彼女は赤い目をしたままで、けれど小さく頷いた。俺も観念し、力の抜けた笑みを返した。
「……分かったよ。精一杯足掻いてみよう」
赤根は「そうこなくっちゃ」と不敵に微笑んだ。
* * *
「で、まだ隠れた人が居たわけですか……」
もう全員出てきたのだろうと思っていた食堂の角の向こうには、先輩が二人いた。先代の副部長の明日香先輩と、その先輩に傘を差してもらいながら焼きそばを食べている元部長の沙織さんだった。
「いはー、はまはまみはへてひになっへ。ほほーへ、へんふーはしょふぁほーすっほ?」
「……食べてからにしてください」
「ふぁい」
沙織さんがズザザザザと焼きそばを食べ終えて、腕にかけたビニール袋にゴミをしまうまでの流れを見守った。そして先輩は、明日香さんから傘を受け取ると、何事もなかったかのようにこちらを向く。
「で、練習場所の当てはあるのかな?」
唇に青のりがついている。
「この雨じゃあ、どっか適当な公園でというのは難しいんじゃない? だからといって、文化祭中の学校に練習できる場所もなし」
歯にも青のりがついている。
「聞けや」
「痛い」
先輩お得意のデコピンが飛んで来た。
横で赤根が代わりに答えた。
「正直、だいぶ困ってます。誰かの家で、台詞だけというのが限界かもしれません」
「だよねー。ふっふっふ、明日香クン、例のものを」
「はいはい。誠君、はいこれ」
明日香さんから手渡されたのは、どこかの鍵だった。
「これは……?」
「駅前にある公民館の、貸し会議室の鍵よ。夏公のとき何度か練習に使ったことあるでしょう?」
「え? なんで会議室なんて取ってるんです?」
これには沙織さんが答えた。
「昨日も誠君には言ったけど、ウチらもう卒公に向けて動いてるのよ。で、実は毎週土曜にここらの公民館やら交流館やらでこっそり練習してたんだけど……文化祭の日まで予約取ってるなんておっかしいよねー。頼れる
「ボケちゃいないわよ! 後輩の劇見たら、あんたはきっと練習したいって言うだろうと思って場所を確保しといたのよ!」
口論を始める先輩方は放っておいて、鍵はありがたく受け取った。いや本当に、ありがたい。

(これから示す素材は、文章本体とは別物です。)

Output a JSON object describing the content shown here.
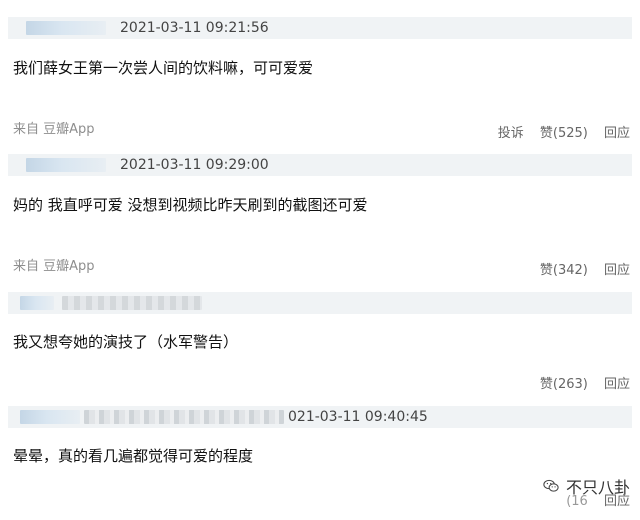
{
  "comments": [
    {
      "timestamp": "2021-03-11 09:21:56",
      "text": "我们薛女王第一次尝人间的饮料嘛，可可爱爱",
      "source": "来自 豆瓣App",
      "report_label": "投诉",
      "like_label": "赞",
      "like_count": "(525)",
      "reply_label": "回应"
    },
    {
      "timestamp": "2021-03-11 09:29:00",
      "text": "妈的 我直呼可爱 没想到视频比昨天刷到的截图还可爱",
      "source": "来自 豆瓣App",
      "like_label": "赞",
      "like_count": "(342)",
      "reply_label": "回应"
    },
    {
      "text": "我又想夸她的演技了（水军警告）",
      "like_label": "赞",
      "like_count": "(263)",
      "reply_label": "回应"
    },
    {
      "timestamp": "021-03-11 09:40:45",
      "text": "晕晕，真的看几遍都觉得可爱的程度",
      "like_count_partial": "(16",
      "reply_label": "回应"
    }
  ],
  "watermark": {
    "text": "不只八卦",
    "icon": "wechat-icon"
  }
}
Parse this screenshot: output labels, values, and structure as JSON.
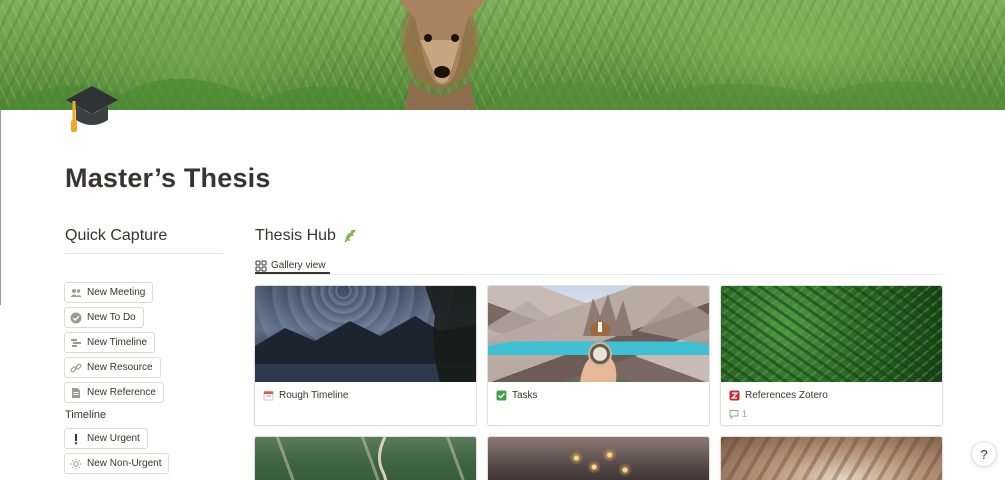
{
  "page": {
    "title": "Master’s Thesis",
    "icon": "graduation-cap-icon"
  },
  "quick_capture": {
    "heading": "Quick Capture",
    "buttons": [
      {
        "label": "New Meeting",
        "icon": "people-icon"
      },
      {
        "label": "New To Do",
        "icon": "check-circle-icon"
      },
      {
        "label": "New Timeline",
        "icon": "timeline-icon"
      },
      {
        "label": "New Resource",
        "icon": "link-icon"
      },
      {
        "label": "New Reference",
        "icon": "document-icon"
      }
    ],
    "timeline_heading": "Timeline",
    "timeline_buttons": [
      {
        "label": "New Urgent",
        "icon": "exclamation-icon"
      },
      {
        "label": "New Non-Urgent",
        "icon": "sun-icon"
      }
    ]
  },
  "hub": {
    "heading": "Thesis Hub",
    "heading_icon": "herb-icon",
    "view_tab": "Gallery view",
    "cards": [
      {
        "title": "Rough Timeline",
        "icon": "calendar-icon"
      },
      {
        "title": "Tasks",
        "icon": "checkbox-icon"
      },
      {
        "title": "References Zotero",
        "icon": "zotero-icon",
        "comments": "1"
      }
    ]
  },
  "help_label": "?",
  "colors": {
    "text": "#37352f",
    "muted": "#9b9a97",
    "border": "#e0dfdc",
    "check_green": "#45a04a",
    "zotero_red": "#cc2936"
  }
}
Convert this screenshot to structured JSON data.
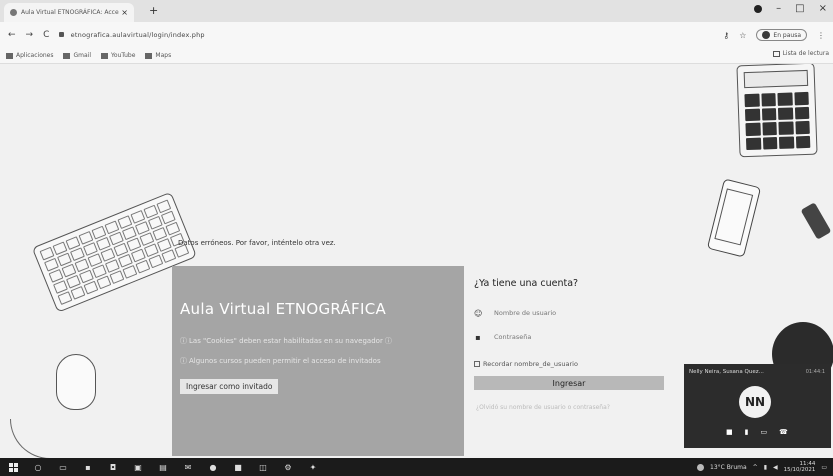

そして役割を分担していく、各所への連絡は芦原と羽里ちゃんに任せて、俺と赤根と宮子ちゃんの三人は先に公民館に向かい稽古を始めることとなった。一分一秒でも長く赤根の練習時間を取りたいし、ほたる役については宮子ちゃんが見てくれた方がいいということで、このような形をとった。他の皆はそれぞれのクラスの出し物などの兼ね合いもあり、適宜来るという具合。
「あの、沙織さん、一つ質問いいですか?」
宮子ちゃんが、先輩にそう聞いているのが耳に入った。
「なーに?」
「文芸部の柳瀬先輩ってお知り合いですか?」
「ヤナとは一年のときからずっと同じクラスの腐れ縁だよ。ま、劇部以外じゃ一番仲いいかな」
沙織さんは目を細めながら、そう答えていた。
宮子ちゃんは「そうですか」と頷くだけで、沙織さんも特にその問いの理由を尋ね返したりもしなかった。
「それじゃ早速練習に行こうか! 誠くんは宮子ちゃんを傘に入れてあげて、誠くんに渡した傘の方がデカイから」
テキパキと赤根が指示を出す。
俺は先輩方へと向き直り、改めてお礼を言った。明日香さんは「いいってことよ」と微笑んで、沙織さんはニカッと笑いながら親指を立てた。
その歯には、やはり青のりがついていた。